Item 1. | Security and Issuer. |
This Statement relates
to the common stock, par value $.01 per share (“Common Stock”), of RAVE Restaurant Group, Inc. (the “Company”),
whose principal executive offices are located at 3551 Plano Parkway, The Colony, Texas 75056. This Statement includes shares of
the Common Stock of the Company issuable upon (a) exercise of director stock options which are exercisable within sixty days of
the date hereof, and (b) conversion of the Company’s 4% Senior Convertible Notes due 2022, Par $100 (the “Convertible
Notes”) which are convertible on February 15, May 15, August 15 and November 15 of each year.
Item 2. | Identity and Background. |
Item 2 is hereby amended
and restated in its entirety as follows:
Items 2(a), 2(b) and
2(c).

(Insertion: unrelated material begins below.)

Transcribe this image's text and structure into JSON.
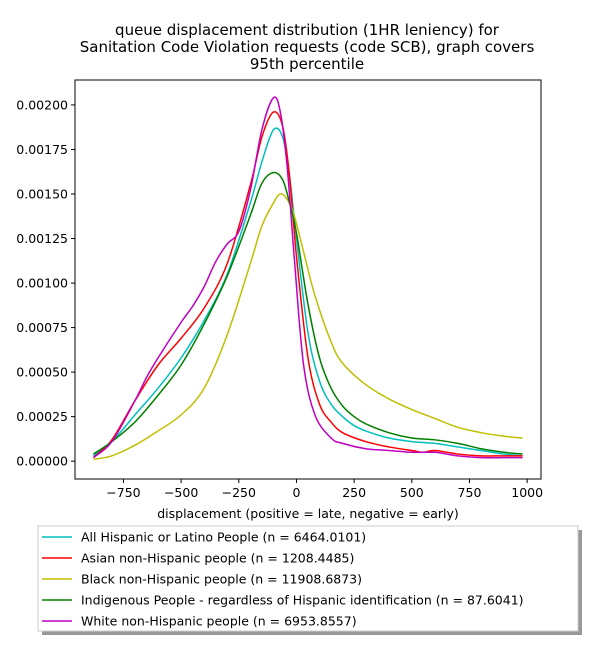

This Statement is jointly filed by Newcastle Partners, L.P., a Texas limited partnership (“NP”), Newcastle
Capital Management, L.P., a Texas limited partnership (“NCM”), Newcastle Capital Group, L.L.C., a Texas limited liability
company (“NCG”), NCM Services Inc., a Delaware corporation (“NCMS”), the Schwarz 2012 Family Trust, a trust
organized under the laws of the State of Texas (the “Schwarz Trust”), Mark E. Schwarz, Clinton J. Coleman, Hallmark
Financial Services, Inc., a Nevada corporation (“Hallmark”), American Hallmark Insurance Company of Texas, a Texas
corporation (“AHIC”), Hallmark Insurance Company, an Arizona corporation (“HIC”) and Hallmark Specialty
Insurance Company, an Oklahoma corporation (“HSIC”) NP, NCM, NCG, NCMS, the Schwarz Trust, Schwarz, Coleman, Hallmark,
AHIC, HIC and HSIC are collectively referred to herein as the “Reporting Persons.” Each of NCM, as the general partner
of NP, NCG, as the general partner of NCM, NCMS, as the sole member of NCG, the Schwarz Trust, as the sole stockholder of NCMS,
and Mark E. Schwarz, as the sole trustee of the Schwarz Trust, may be deemed, pursuant to Rule 13d-3 of the Securities Exchange
Act of 1934, as amended (the “Act”), to be the beneficial owners of all shares of Common Stock held by NP. In addition,
because AHIC, HIC and HSIC are wholly-owned direct or indirect subsidiaries of Hallmark, Hallmark may be deemed, pursuant to Rule
13d-3 of the Act, to be the beneficial owner of all shares of Common Stock of the Company held by AHIC, HIC and HSIC. In
addition, AHIC may be deemed to be the beneficial owner of all the shares of Common Stock of the Company held by HSIC, AHIC’s
direct subsidiary. The Reporting Persons are filing this joint Statement because they may be considered a “group” under
Section 13(d)(3) of the Act. However, neither the fact of this filing nor anything contained herein shall be deemed to be an admission
by the Reporting Persons that such a group exists.
Mark E. Schwarz is the
sole director and executive officer of NCMS. Set forth on Schedule A annexed hereto is the name and present principal occupation
or employment and the name, principal business and address of any corporation or organization in which such employment is conducted
of the directors and executive officers of each of Hallmark, HSIC, HIC and AHIC, as of the date hereof.